Nitrogen concentration and δ¹⁵N of altered oceanic crust obtained on ODP Legs 129 and 185: Insights into alteration-related nitrogen enrichment and the nitrogen subduction budget

Knowledge of the subduction input flux of nitrogen (N) in altered oceanic crust (AOC) is critical in any attempt to mass-balance N across arc-trench systems on a global or individual-margin basis. We have employed sealed-tube, carrier-gas-based methods to examine the N concentrations and isotopic compositions of AOC. Analyses of 53 AOC samples recovered on DSDP/ODP legs from the North and South Pacific, the North Atlantic, and the Antarctic oceans (with larger numbers of samples from Site 801 outboard of the Mariana trench and Site 1149 outboard of the Izu trench), and 14 composites for the AOC sections at Site 801, give N concentrations of 1.3 to 18.2 ppm and δ¹⁵N_Air of -11.6‰ to +8.3‰, indicating significant N enrichment probably during the early stages of hydrothermal alteration of the oceanic basalts.
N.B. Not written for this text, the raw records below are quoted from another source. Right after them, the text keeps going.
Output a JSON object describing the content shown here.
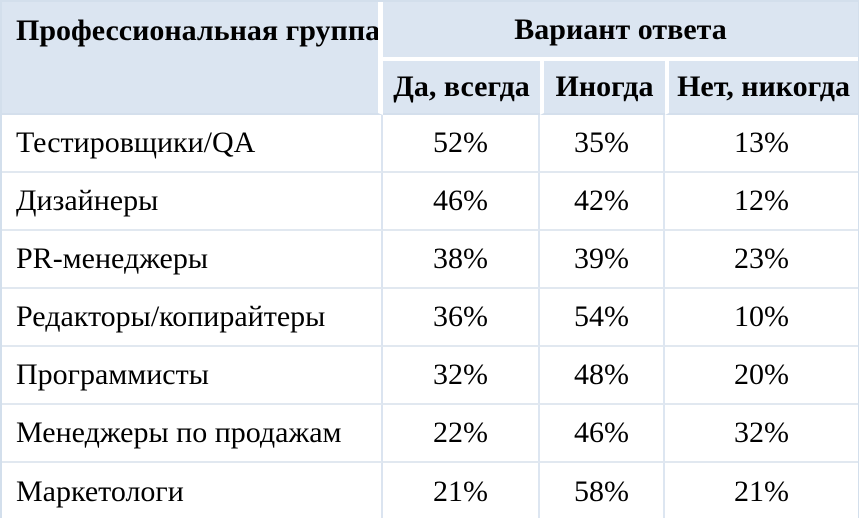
{
  "table": {
    "header": {
      "group_column": "Профессиональная группа",
      "answer_group": "Вариант ответа",
      "options": [
        "Да, всегда",
        "Иногда",
        "Нет, никогда"
      ]
    },
    "rows": [
      {
        "group": "Тестировщики/QA",
        "values": [
          "52%",
          "35%",
          "13%"
        ]
      },
      {
        "group": "Дизайнеры",
        "values": [
          "46%",
          "42%",
          "12%"
        ]
      },
      {
        "group": "PR-менеджеры",
        "values": [
          "38%",
          "39%",
          "23%"
        ]
      },
      {
        "group": "Редакторы/копирайтеры",
        "values": [
          "36%",
          "54%",
          "10%"
        ]
      },
      {
        "group": "Программисты",
        "values": [
          "32%",
          "48%",
          "20%"
        ]
      },
      {
        "group": "Менеджеры по продажам",
        "values": [
          "22%",
          "46%",
          "32%"
        ]
      },
      {
        "group": "Маркетологи",
        "values": [
          "21%",
          "58%",
          "21%"
        ]
      }
    ],
    "colors": {
      "header_bg": "#dbe5f1",
      "header_divider": "#ffffff",
      "outer_border": "#d3dfec",
      "body_border": "#dde6f1",
      "text": "#000000"
    }
  },
  "chart_data": {
    "type": "table",
    "title": "",
    "unit": "%",
    "categories": [
      "Тестировщики/QA",
      "Дизайнеры",
      "PR-менеджеры",
      "Редакторы/копирайтеры",
      "Программисты",
      "Менеджеры по продажам",
      "Маркетологи"
    ],
    "series": [
      {
        "name": "Да, всегда",
        "values": [
          52,
          46,
          38,
          36,
          32,
          22,
          21
        ]
      },
      {
        "name": "Иногда",
        "values": [
          35,
          42,
          39,
          54,
          48,
          46,
          58
        ]
      },
      {
        "name": "Нет, никогда",
        "values": [
          13,
          12,
          23,
          10,
          20,
          32,
          21
        ]
      }
    ]
  }
}
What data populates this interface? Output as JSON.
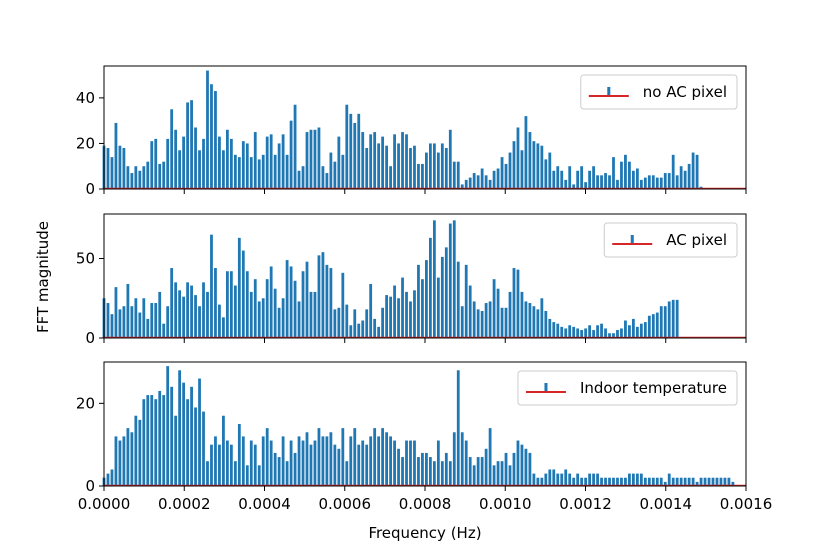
{
  "chart_data": {
    "type": "bar",
    "ylabel": "FFT magnitude",
    "xlabel": "Frequency (Hz)",
    "xlim": [
      0,
      0.0016
    ],
    "xticks": [
      "0.0000",
      "0.0002",
      "0.0004",
      "0.0006",
      "0.0008",
      "0.0010",
      "0.0012",
      "0.0014",
      "0.0016"
    ],
    "xtick_values": [
      0,
      0.0002,
      0.0004,
      0.0006,
      0.0008,
      0.001,
      0.0012,
      0.0014,
      0.0016
    ],
    "bar_color": "#1f77b4",
    "baseline_color": "#d62728",
    "bin_width_hz": 9.92e-06,
    "panels": [
      {
        "legend": "no AC pixel",
        "ylim": [
          0,
          54
        ],
        "yticks": [
          "0",
          "20",
          "40"
        ],
        "ytick_values": [
          0,
          20,
          40
        ],
        "values": [
          19,
          18,
          14,
          29,
          19,
          18,
          10,
          7,
          10,
          8,
          10,
          12,
          21,
          22,
          11,
          12,
          22,
          35,
          26,
          17,
          23,
          38,
          39,
          27,
          17,
          22,
          52,
          46,
          43,
          23,
          17,
          26,
          22,
          15,
          14,
          21,
          20,
          14,
          25,
          13,
          15,
          23,
          24,
          15,
          20,
          24,
          15,
          30,
          37,
          8,
          10,
          25,
          26,
          26,
          27,
          10,
          7,
          16,
          12,
          23,
          15,
          37,
          33,
          29,
          33,
          25,
          18,
          24,
          25,
          20,
          23,
          19,
          10,
          24,
          20,
          25,
          24,
          18,
          19,
          11,
          11,
          16,
          20,
          20,
          16,
          20,
          18,
          26,
          12,
          12,
          2,
          4,
          5,
          7,
          6,
          9,
          6,
          4,
          8,
          9,
          14,
          11,
          16,
          21,
          27,
          17,
          32,
          25,
          21,
          20,
          19,
          13,
          16,
          8,
          10,
          8,
          4,
          10,
          2,
          8,
          10,
          3,
          8,
          10,
          6,
          6,
          7,
          6,
          14,
          4,
          12,
          15,
          12,
          8,
          9,
          4,
          5,
          6,
          6,
          5,
          5,
          7,
          7,
          15,
          6,
          10,
          8,
          11,
          16,
          15,
          1
        ]
      },
      {
        "legend": "AC pixel",
        "ylim": [
          0,
          78
        ],
        "yticks": [
          "0",
          "50"
        ],
        "ytick_values": [
          0,
          50
        ],
        "values": [
          25,
          22,
          15,
          32,
          18,
          20,
          34,
          20,
          25,
          16,
          25,
          12,
          22,
          22,
          29,
          9,
          20,
          44,
          35,
          30,
          26,
          35,
          33,
          27,
          20,
          35,
          29,
          65,
          44,
          21,
          13,
          42,
          42,
          33,
          63,
          55,
          42,
          29,
          37,
          23,
          25,
          37,
          45,
          31,
          19,
          25,
          49,
          45,
          36,
          23,
          42,
          48,
          29,
          29,
          52,
          54,
          46,
          44,
          18,
          19,
          41,
          21,
          8,
          18,
          9,
          11,
          18,
          34,
          12,
          7,
          19,
          27,
          26,
          33,
          25,
          38,
          29,
          23,
          30,
          46,
          37,
          49,
          63,
          74,
          38,
          51,
          57,
          72,
          74,
          48,
          20,
          46,
          33,
          23,
          18,
          17,
          22,
          23,
          37,
          31,
          19,
          19,
          29,
          44,
          43,
          29,
          23,
          22,
          20,
          18,
          25,
          17,
          12,
          10,
          9,
          7,
          6,
          8,
          7,
          6,
          5,
          6,
          8,
          5,
          8,
          9,
          6,
          3,
          3,
          5,
          6,
          11,
          8,
          12,
          7,
          9,
          10,
          14,
          15,
          16,
          20,
          20,
          23,
          24,
          24
        ]
      },
      {
        "legend": "Indoor temperature",
        "ylim": [
          0,
          30
        ],
        "yticks": [
          "0",
          "20"
        ],
        "ytick_values": [
          0,
          20
        ],
        "values": [
          2,
          3,
          4,
          12,
          11,
          12,
          14,
          13,
          17,
          16,
          21,
          22,
          22,
          21,
          23,
          22,
          29,
          24,
          17,
          28,
          25,
          21,
          24,
          19,
          26,
          18,
          6,
          10,
          12,
          10,
          17,
          11,
          10,
          6,
          15,
          12,
          5,
          11,
          10,
          5,
          12,
          14,
          11,
          8,
          7,
          12,
          6,
          11,
          8,
          12,
          11,
          13,
          10,
          11,
          14,
          12,
          12,
          13,
          10,
          9,
          14,
          6,
          12,
          14,
          10,
          11,
          10,
          12,
          14,
          12,
          14,
          13,
          12,
          11,
          9,
          7,
          11,
          11,
          11,
          7,
          8,
          8,
          7,
          6,
          11,
          6,
          8,
          6,
          13,
          28,
          13,
          11,
          7,
          5,
          7,
          7,
          9,
          14,
          5,
          6,
          6,
          8,
          5,
          8,
          11,
          10,
          9,
          8,
          3,
          2,
          2,
          3,
          4,
          4,
          3,
          3,
          4,
          3,
          2,
          3,
          2,
          2,
          3,
          3,
          3,
          2,
          2,
          2,
          2,
          2,
          2,
          2,
          3,
          3,
          3,
          3,
          2,
          2,
          2,
          2,
          2,
          1,
          3,
          2,
          2,
          2,
          2,
          2,
          2,
          1,
          2,
          2,
          2,
          2,
          2,
          2,
          2,
          2,
          1
        ]
      }
    ]
  }
}
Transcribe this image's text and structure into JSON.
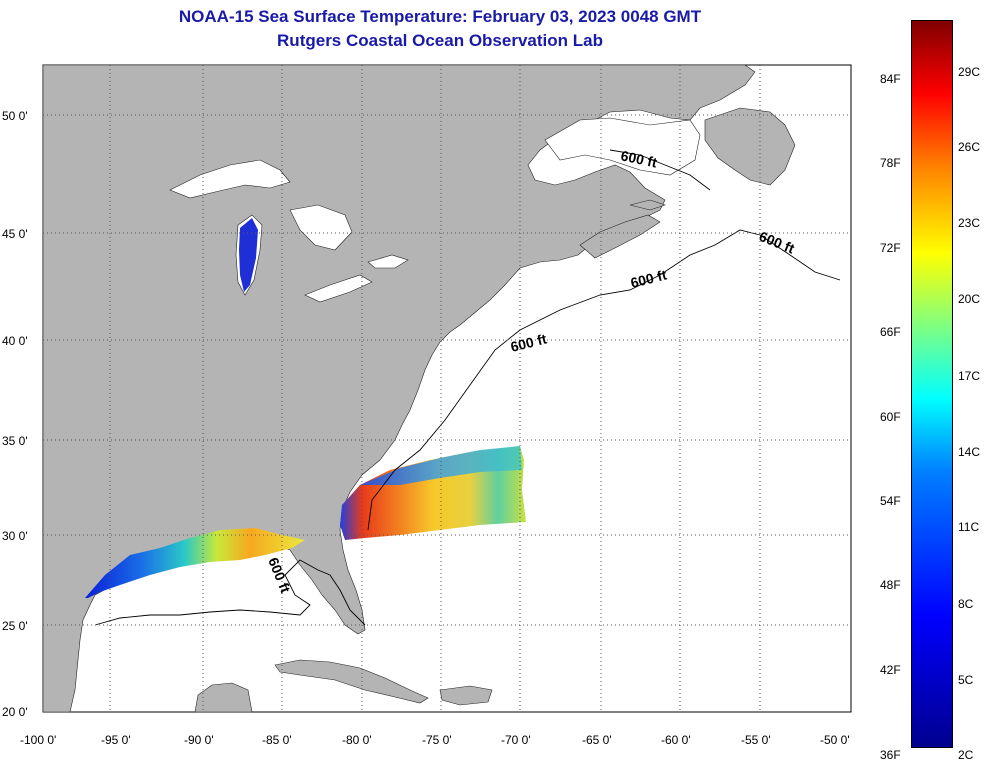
{
  "title": {
    "line1": "NOAA-15 Sea Surface Temperature:  February 03, 2023 0048 GMT",
    "line2": "Rutgers Coastal Ocean Observation Lab"
  },
  "axes": {
    "lat_labels": [
      "50 0'",
      "45 0'",
      "40 0'",
      "35 0'",
      "30 0'",
      "25 0'",
      "20 0'"
    ],
    "lon_labels": [
      "-100 0'",
      "-95 0'",
      "-90 0'",
      "-85 0'",
      "-80 0'",
      "-75 0'",
      "-70 0'",
      "-65 0'",
      "-60 0'",
      "-55 0'",
      "-50 0'"
    ]
  },
  "contour_labels": [
    "600 ft",
    "600 ft",
    "600 ft",
    "600 ft",
    "600 ft"
  ],
  "colorbar": {
    "f_labels": [
      "84F",
      "78F",
      "72F",
      "66F",
      "60F",
      "54F",
      "48F",
      "42F",
      "36F"
    ],
    "c_labels": [
      "29C",
      "26C",
      "23C",
      "20C",
      "17C",
      "14C",
      "11C",
      "8C",
      "5C",
      "2C"
    ]
  },
  "colors": {
    "land": "#b4b4b4",
    "ocean": "#ffffff",
    "title": "#1a1aa8",
    "grid": "#555555"
  }
}
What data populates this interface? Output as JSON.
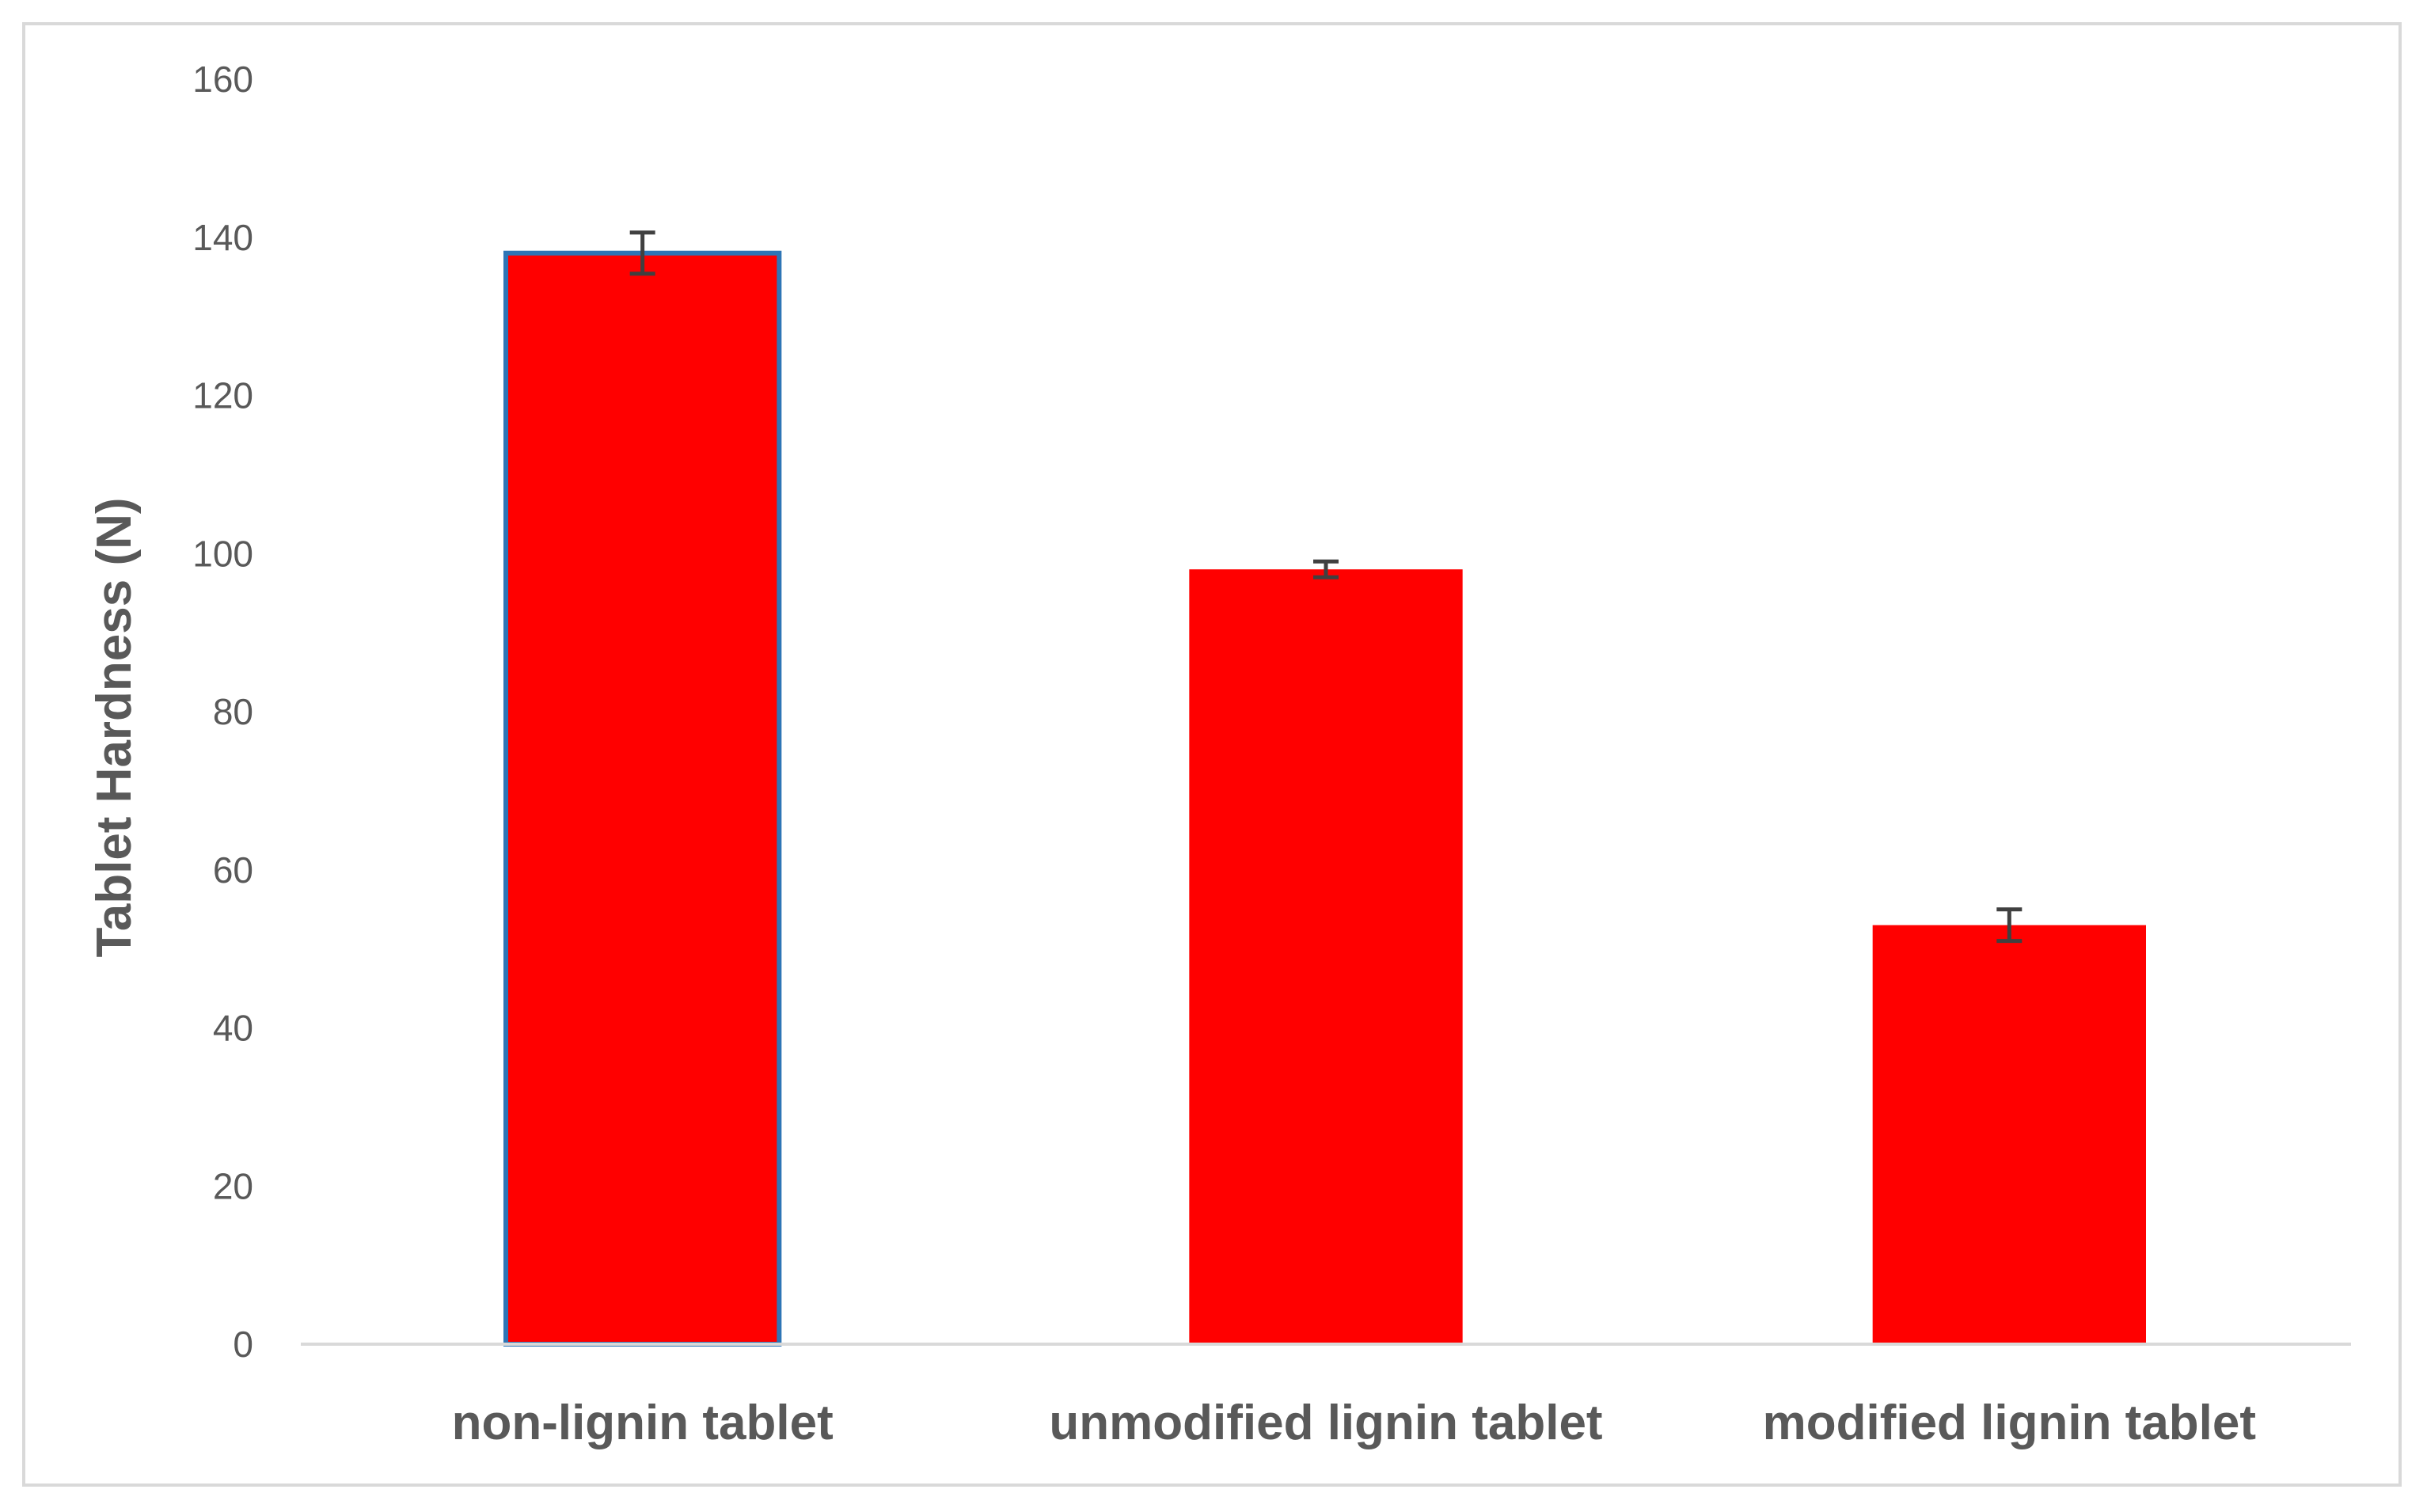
{
  "chart_data": {
    "type": "bar",
    "title": "",
    "xlabel": "",
    "ylabel": "Tablet Hardness (N)",
    "categories": [
      "non-lignin tablet",
      "unmodified lignin tablet",
      "modified lignin tablet"
    ],
    "values": [
      138,
      98,
      53
    ],
    "error": [
      2.6,
      1.0,
      2.0
    ],
    "ylim": [
      0,
      160
    ],
    "yticks": [
      0,
      20,
      40,
      60,
      80,
      100,
      120,
      140,
      160
    ],
    "grid": false,
    "legend": "none",
    "colors": {
      "bar_fill": "#ff0000",
      "first_bar_outline": "#2e75b6",
      "error_bar": "#404040",
      "axis": "#d9d9d9",
      "text": "#595959"
    }
  }
}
The N-δ¹⁵N modeling for samples from Sites 801 and 1149 (n = 39) shows that the secondary N may come from (1) the sedimentary N in the intercalated sediments and possibly overlying sediments via fluid-sediment/rock interaction, and (2) degassed mantle N₂ in seawater via alteration-related abiotic reduction processes. For all Site 801 samples, weak correlation of N and K₂O contents indicates that the siting of N in potassic alteration phases strongly depends on N availability and is possibly influenced by highly heterogeneous temperature and redox conditions during hydrothermal alteration. The upper 470-m AOC recovered by ODP Legs 129 and 185 delivers approximately 8 × 10⁵ g/km N annually into the Mariana margin. If the remaining less-altered oceanic crust (assuming 6.5 km, mostly dikes and gabbros) has MORB-like N of 1.5 ppm, the entire oceanic crust transfers 5.1 × 10⁶ g/km N annually into that trench. This N input flux is twice as large as the annual N input of 2.5 × 10⁶ g/km in seafloor sediments subducting into the same margin, demonstrating that the N input in oceanic crust, and its isotopic consequences, must be considered in any assessment of convergent margin N flux.